This question is Exercise 3.15 in Statistical Inference by Casella and Berger. It asks to prove that the MGF of a Negative Binomial $\mathscr{N}eg(r,p)$ converges to the MGF of a Poisson $\mathscr{P}(\lambda)$ distribution, when
$$r\to\infty\,, \quad p\to 1\,, \quad r(1-p)\to\lambda$$
The formula I have for the MGF of $X\sim \mathscr{N}eg(r,p)$ is:
$$M_X(t) = \frac{p^r}{[1-e^t(1-p)]^r}$$
Considering just the denominator, we have
$$[1-e^t(1-p)]^r = [1+\frac{1}{r}e^tr(p-1)]^r = [1+\frac{1}{r}e^t(-\lambda)]^r$$ As $r\to\infty$, this converges to $e^{-\lambda e^t}$. Now considering the entire formula again, and letting $r\to\infty$ and $p\to 1$, we get $e^{\lambda e^t}$, which is incorrect since the MGF of Poisson($\lambda$) is $e^{\lambda(e^t-1)}$. I seem to be on the right track, just made a misstep somewhere.

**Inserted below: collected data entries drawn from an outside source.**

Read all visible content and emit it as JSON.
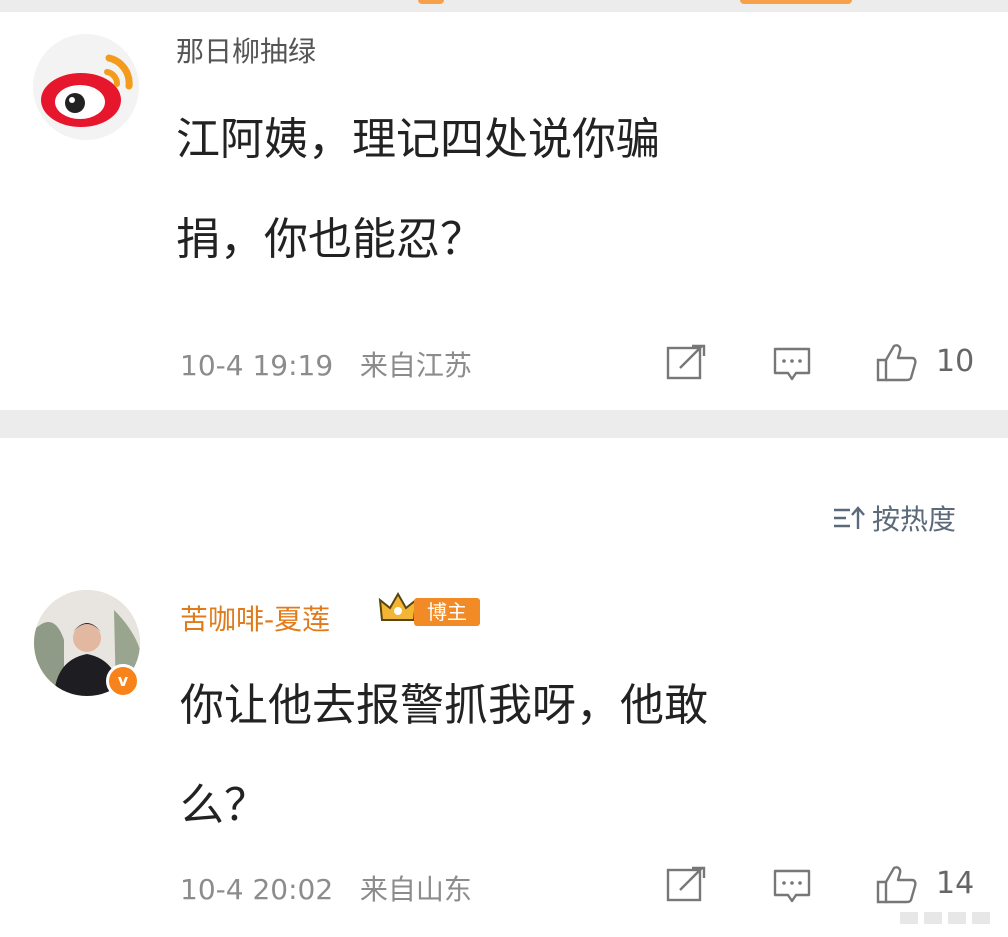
{
  "colors": {
    "accent": "#f7831a",
    "username_vip": "#e07b1b",
    "text_primary": "#222222",
    "text_meta": "#8c8c8c"
  },
  "comments": [
    {
      "username": "那日柳抽绿",
      "avatar_icon": "weibo-logo-icon",
      "content": "江阿姨，理记四处说你骗\n捐，你也能忍？",
      "time": "10-4 19:19",
      "location": "来自江苏",
      "likes": "10"
    },
    {
      "username": "苦咖啡-夏莲",
      "avatar_icon": "user-photo",
      "badge": "博主",
      "verified_mark": "v",
      "content": "你让他去报警抓我呀，他敢\n么？",
      "time": "10-4 20:02",
      "location": "来自山东",
      "likes": "14"
    }
  ],
  "sort": {
    "label": "按热度",
    "icon": "sort-icon"
  }
}
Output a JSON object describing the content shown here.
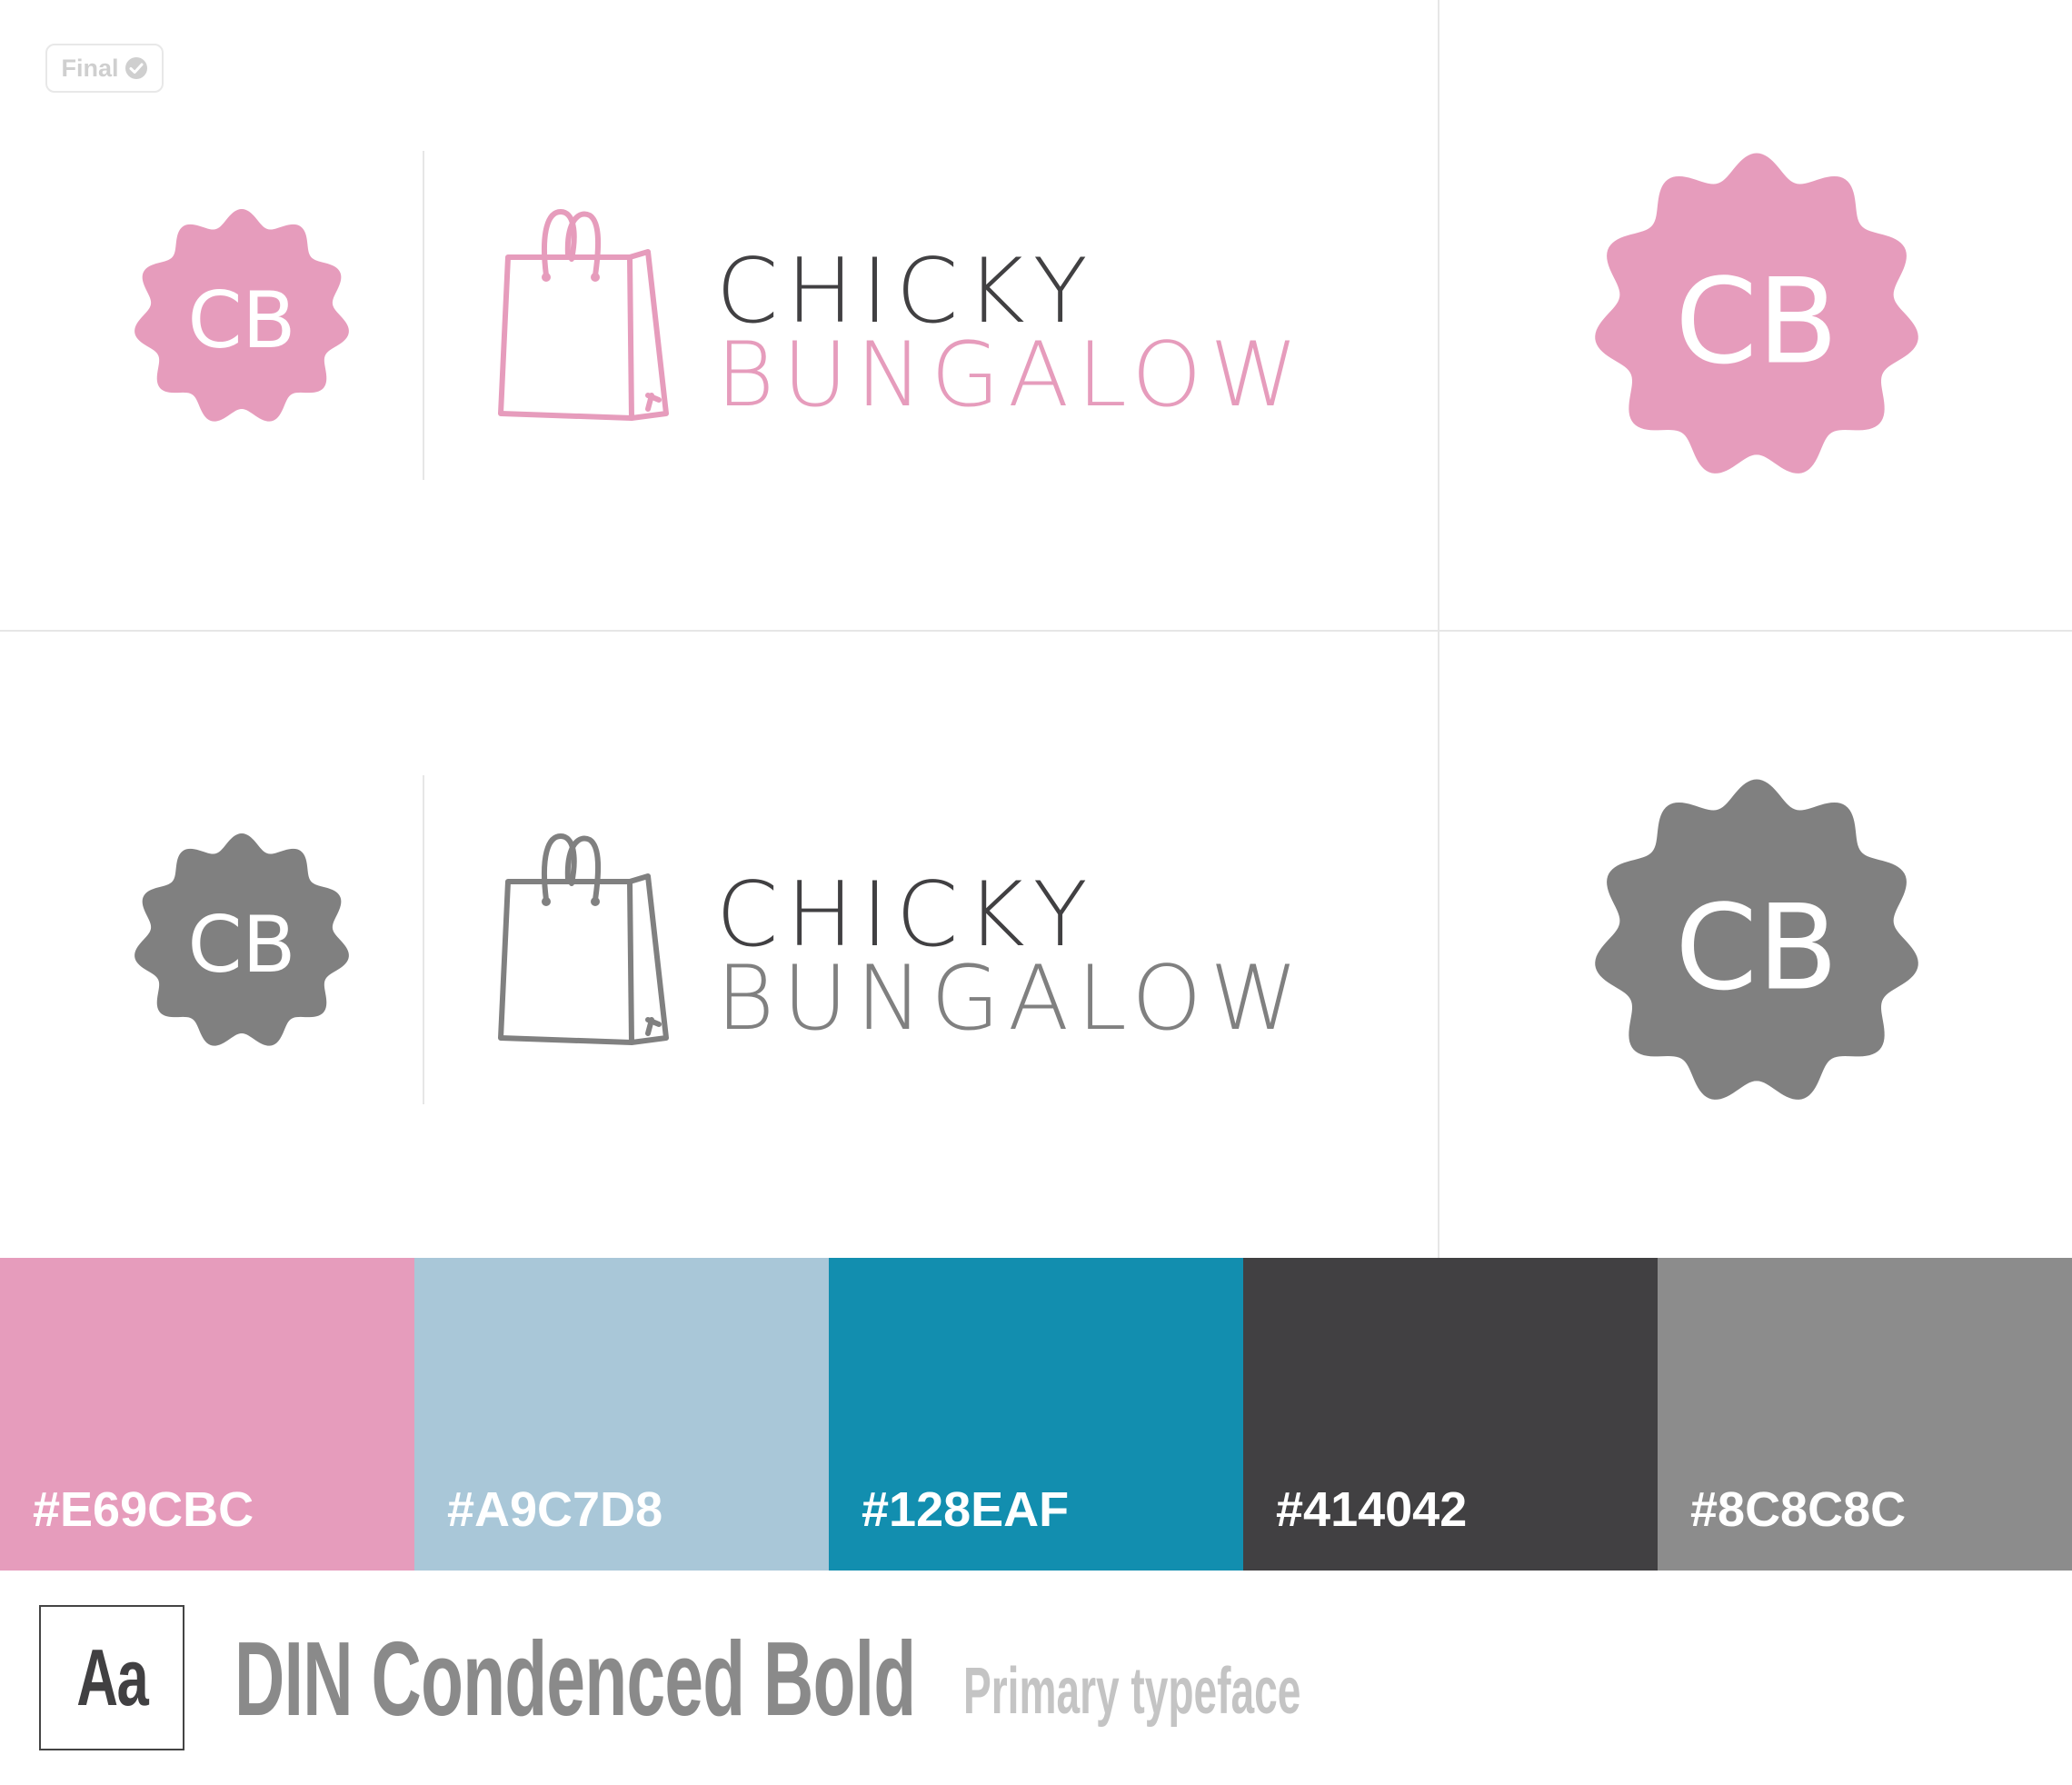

Can anyone spot my mistake?
Best Answer
You make a mistake by ignoring $p^r$: If you consider your MGF $$M_X(t) = \frac{p^r}{[1-e^t(1-p)]^r}\,,$$ then $$\log\{M_X(t)\} = r\log(p)-r\log\{1-e^t(1-p)\}$$ and using the asymptotic equivalences \begin{align*} r\log(p)-r\log\{1-e^t(1-p)\} &= r\log(1-[1-p])-r\log\{1-e^t(1-p)\}\\ &\approx -r[1-p]+re^t(1-p)\\ &\approx \lambda[-1+e^t] \end{align*} which shows that the limiting value of the MGF is $$ \exp\{\lambda[e^t-1]\}$$ as requested in this exercise.